Along the northern shores of Asia, the traces of elephants and rhinoceroses are so abundant as to show that these regions, now so cold and desolate, were once inhabited by thousands of quadrupeds of the largest kinds. In certain parts of Europe, the hills and valleys appear to be almost composed of the bones of extinct animals; and in all parts of the world, ridges, hills and mountains, are made up of the shells of marine animals, of which no living specimen now dwells on the earth!

Nor is this the only marvel that is revealed by the discoveries of modern geology. Whole tribes of birds and insects, whole races of trees and plants, have existed, and nothing is left of their story save the traces to be found in the soil, or the images depicted in the layers

-----
p. 6

of slate. They all existed before man was created, and thousands of years have rolled over the secret, no one suspecting the wonderful truth. Nor does the train of curiosities end here. It appears that the climates of the earth must have been different in those ancient and mysterious days from what they are at present; for in England, ferns, now small plants, grew to the size of trees, and vegetables flourished there of races similar to those which now grow only in the hot regions of the tropics.

As before stated, the northern shores of Siberia, in Asia, at present as cold and desolate as Lapland, and affording sustenance only to the reindeer that feeds on lichens, was once inhabited by thousands and tens of thousands of elephants, and other creatures, which now only dwell in the regions of perpetual summer.

The inferences drawn from all these facts, which are now placed beyond dispute are not only interest, but they come upon us like a new revelation. They seem to assure us that this world in which we dwell has existed for millions of years; that at a period, ages upon ages since, there was a state of things totally distinct from the present. Europe was then, probably, a collection of islands. Where England now is, the iguanodon then dwelt, and was, probably, one of the lords of the soil.

This creature was from seventy to a hundred feet long. He dwelt along the rivers and lakes, and had for his companions other animals of strange and uncouth forms. Along the borders of the rivers the ferns grew to the height of trees, and the land was shaded with trees, shrubs, and plants, resembling the gorgeous vegetation of Central America and Central Africa.

This was one age of the world—one of the days in which the process of creation was going on. How long this earth remained in this condition, we cannot say, but probably many thousands of years. After a time, a change came over it. The country of the iguanodon sunk beneath the waters, and after a period, the land arose again, and another age began. Now new races of animals and vegetables appeared.

The waters teemed with nautili, and many species of shell and other fishes, at present extinct; the tropical forests had disappeared, and others took their places. Instead of the iguanodon, and the hideous reptiles that occupied the water and the land before, new races were seen. Along the rivers and marshes were now the hippopotamus, tapir, and rhinoceros; upon the land were browsing herds of deer of enormous size, and groups of elephants and mastodons, of colossal magnitude.

This era also passed away; these mighty animals became entombed in the earth; the vegetable world was changed; swine, horses and oxen were now seen upon the land, and man, the head of creation, spread over the earth, and assumed dominion over the animal tribes.

Such are the mighty results to which the researches of modern geology seem to lead us.

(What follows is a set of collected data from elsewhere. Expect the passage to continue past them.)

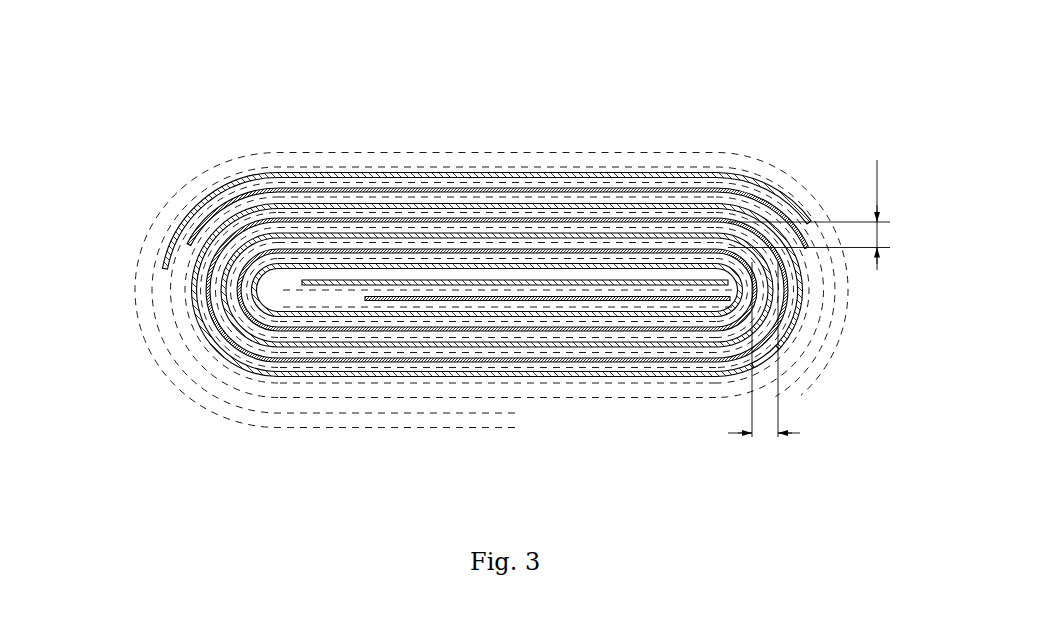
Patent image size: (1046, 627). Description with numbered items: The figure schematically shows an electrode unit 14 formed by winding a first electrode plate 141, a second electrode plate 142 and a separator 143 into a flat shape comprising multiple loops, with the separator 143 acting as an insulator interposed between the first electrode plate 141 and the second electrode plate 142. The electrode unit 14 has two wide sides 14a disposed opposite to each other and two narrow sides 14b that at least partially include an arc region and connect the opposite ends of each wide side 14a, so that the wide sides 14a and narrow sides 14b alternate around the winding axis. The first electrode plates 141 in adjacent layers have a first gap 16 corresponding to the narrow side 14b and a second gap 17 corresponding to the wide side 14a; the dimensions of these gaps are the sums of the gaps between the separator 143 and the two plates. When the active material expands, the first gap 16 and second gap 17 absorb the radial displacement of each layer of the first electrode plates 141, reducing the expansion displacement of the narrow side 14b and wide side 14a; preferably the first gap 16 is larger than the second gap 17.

The electrode unit 14 is at (552, 26).
The wide side 14a is at (542, 107).
The narrow side 14b is at (118, 333).
The first electrode plate 141 is at (363, 300).
The second electrode plate 142 is at (327, 285).
The separator 143 is at (280, 292).
The first gap 16 is at (773, 437).
The second gap 17 is at (880, 227).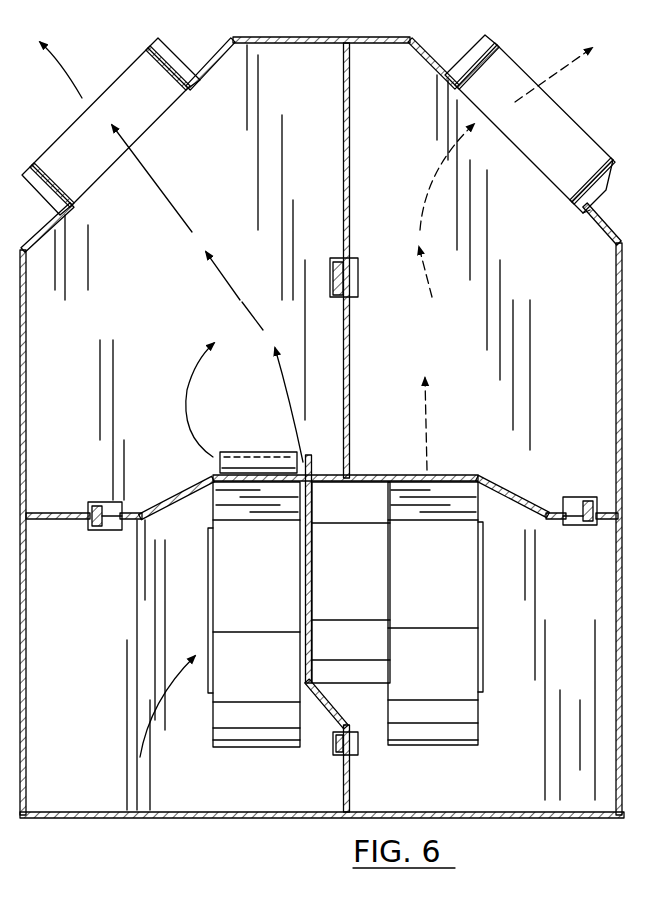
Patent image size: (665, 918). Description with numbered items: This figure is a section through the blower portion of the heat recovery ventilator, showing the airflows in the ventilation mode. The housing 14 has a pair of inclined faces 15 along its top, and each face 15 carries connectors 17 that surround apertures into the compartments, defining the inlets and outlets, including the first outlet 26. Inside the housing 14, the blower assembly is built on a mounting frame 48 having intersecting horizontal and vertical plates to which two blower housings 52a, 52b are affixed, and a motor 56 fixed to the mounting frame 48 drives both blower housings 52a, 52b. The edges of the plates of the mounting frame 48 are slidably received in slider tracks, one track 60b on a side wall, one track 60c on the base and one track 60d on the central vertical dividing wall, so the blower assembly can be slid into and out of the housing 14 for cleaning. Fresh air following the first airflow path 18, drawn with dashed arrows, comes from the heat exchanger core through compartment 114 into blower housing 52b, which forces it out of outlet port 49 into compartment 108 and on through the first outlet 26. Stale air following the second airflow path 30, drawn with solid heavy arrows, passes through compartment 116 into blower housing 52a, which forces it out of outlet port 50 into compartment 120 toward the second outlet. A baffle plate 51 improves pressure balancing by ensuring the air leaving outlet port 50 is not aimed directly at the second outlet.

The housing 14 is at (630, 298).
The inclined face 15 is at (425, 36).
The connector 17 is at (607, 174).
The first airflow path 18 is at (573, 56).
The first outlet 26 is at (510, 75).
The second airflow path 30 is at (158, 236).
The mounting frame 48 is at (510, 490).
The outlet port 49 is at (452, 473).
The outlet port 50 is at (217, 467).
The baffle plate 51 is at (247, 450).
The blower housing 52a is at (280, 588).
The blower housing 52b is at (453, 585).
The motor 56 is at (357, 602).
The slider track 60b is at (577, 503).
The slider track 60c is at (333, 747).
The slider track 60d is at (337, 263).
The compartment 108 is at (560, 245).
The compartment 114 is at (527, 651).
The compartment 116 is at (95, 629).
The compartment 120 is at (157, 252).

They teach us that the six days, spoken of in the book of Genesis, during which the world was created, were probably not six days of twenty-four hours, but six periods of time, each of them containing thousands of years. They teach us also that God works by certain laws, and that even in the mighty process of creation, there is a plan, by which he advances in his work from one step to another, and always by a progress of improvement.

So far, indeed, is geology from furnishing evidence against the truth of the Bible, that it offers the most wonderful confirmation of it. No traces of the bones of man are found among

-----
p. 7

these remains of former ages, and thus we have the most satisfactory and unexpected evidence that the account given of his creation in the book of Genesis is true. It appears, also, that the present races of animals must have been created at the same time he was, for their bones do not appear among the ancient relics of which we have been speaking.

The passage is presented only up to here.